Sept. 3, 2015 - 17:34 By Kim Young-won
Tech giant Samsung Electronics said Thursday it launched a committee to handle compensation issues for those who were diagnosed with leukemia while working at the company’s semiconductor factories.

The seven-member compensation committee will consist of four experts in labor, industrial medicine, industrial policy and social policy segments and three respective representatives for the company, the workers and the families of those leukemia patients.
 
Hwang Sang-ki, the father of Hwang Yu-mi--a former Samsung Electronics worker who died from lukemia in 2007--holds banners at Samsung`s chip factory in Giheung, Gyeonggi Province, urging Samsung to take reponsibility for the death of her dauther. (Yonhap)

Park Ji-soon, a law professor at Korea University Law School, will chair the committee.

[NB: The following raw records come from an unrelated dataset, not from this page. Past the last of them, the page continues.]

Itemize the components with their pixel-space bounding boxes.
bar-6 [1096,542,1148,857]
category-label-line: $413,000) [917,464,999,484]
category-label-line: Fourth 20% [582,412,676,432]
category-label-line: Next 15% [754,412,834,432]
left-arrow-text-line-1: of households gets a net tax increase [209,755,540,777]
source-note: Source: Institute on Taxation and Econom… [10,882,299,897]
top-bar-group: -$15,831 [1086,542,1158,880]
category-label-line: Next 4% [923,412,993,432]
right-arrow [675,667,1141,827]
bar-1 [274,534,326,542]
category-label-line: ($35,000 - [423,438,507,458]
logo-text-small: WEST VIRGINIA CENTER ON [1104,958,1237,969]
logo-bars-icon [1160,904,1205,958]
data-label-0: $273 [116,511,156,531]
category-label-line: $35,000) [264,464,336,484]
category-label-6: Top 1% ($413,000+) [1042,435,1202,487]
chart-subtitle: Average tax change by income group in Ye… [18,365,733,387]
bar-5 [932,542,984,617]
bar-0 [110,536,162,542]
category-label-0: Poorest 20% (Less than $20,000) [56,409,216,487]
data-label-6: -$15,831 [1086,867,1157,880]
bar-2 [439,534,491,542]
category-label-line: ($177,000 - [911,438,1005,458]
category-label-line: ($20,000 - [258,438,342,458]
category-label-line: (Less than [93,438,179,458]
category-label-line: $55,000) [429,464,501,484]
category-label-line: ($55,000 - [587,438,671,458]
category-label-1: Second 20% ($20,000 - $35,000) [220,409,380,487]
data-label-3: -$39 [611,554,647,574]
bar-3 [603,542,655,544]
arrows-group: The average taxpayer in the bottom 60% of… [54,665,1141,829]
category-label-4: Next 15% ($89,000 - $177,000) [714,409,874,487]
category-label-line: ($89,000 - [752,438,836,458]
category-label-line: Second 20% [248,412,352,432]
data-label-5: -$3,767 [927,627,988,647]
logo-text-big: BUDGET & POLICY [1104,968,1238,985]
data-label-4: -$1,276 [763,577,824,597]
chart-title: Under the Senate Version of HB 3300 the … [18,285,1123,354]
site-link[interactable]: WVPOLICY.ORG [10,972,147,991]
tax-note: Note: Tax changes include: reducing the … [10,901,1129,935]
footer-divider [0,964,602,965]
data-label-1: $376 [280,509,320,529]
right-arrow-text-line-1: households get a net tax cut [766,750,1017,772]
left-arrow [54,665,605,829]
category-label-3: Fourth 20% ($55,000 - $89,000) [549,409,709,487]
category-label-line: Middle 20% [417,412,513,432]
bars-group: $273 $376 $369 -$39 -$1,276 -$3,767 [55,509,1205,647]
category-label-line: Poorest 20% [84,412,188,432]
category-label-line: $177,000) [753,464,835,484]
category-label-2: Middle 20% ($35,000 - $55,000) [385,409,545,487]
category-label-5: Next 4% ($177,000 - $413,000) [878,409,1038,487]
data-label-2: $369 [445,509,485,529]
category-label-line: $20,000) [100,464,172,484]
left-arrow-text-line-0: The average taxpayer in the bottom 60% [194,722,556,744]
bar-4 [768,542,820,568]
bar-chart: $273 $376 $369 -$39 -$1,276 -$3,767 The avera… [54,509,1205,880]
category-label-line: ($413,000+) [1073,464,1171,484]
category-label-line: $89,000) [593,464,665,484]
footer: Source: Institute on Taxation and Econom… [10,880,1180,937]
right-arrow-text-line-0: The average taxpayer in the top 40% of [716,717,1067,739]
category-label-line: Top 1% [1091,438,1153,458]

The members of the committee will try to fine-tune and approve the details of the compensation measures, including the types of diseases for which Samsung should compensate, proposed by the tech giant last month.

Samsung will start receiving applications for the compensation program online or through a call center next week before the compensation measures are finalized.

Those who meet the compensation standards should summit proof of employment at Samsung and their medical check reports.

According to the initial proposal by Samsung, the tech firm will create a fund worth 100 billion won ($84.2 million) and take swift action to compensate those affected by the deadly disease.

The leukemia case came to the spotlight when a former Samsung semiconductor worker, named Hwang Yu-mi, died from the disease in 2007, and advocacy groups have been running campaigns to hold Samsung accountable for a series of employees’ deaths.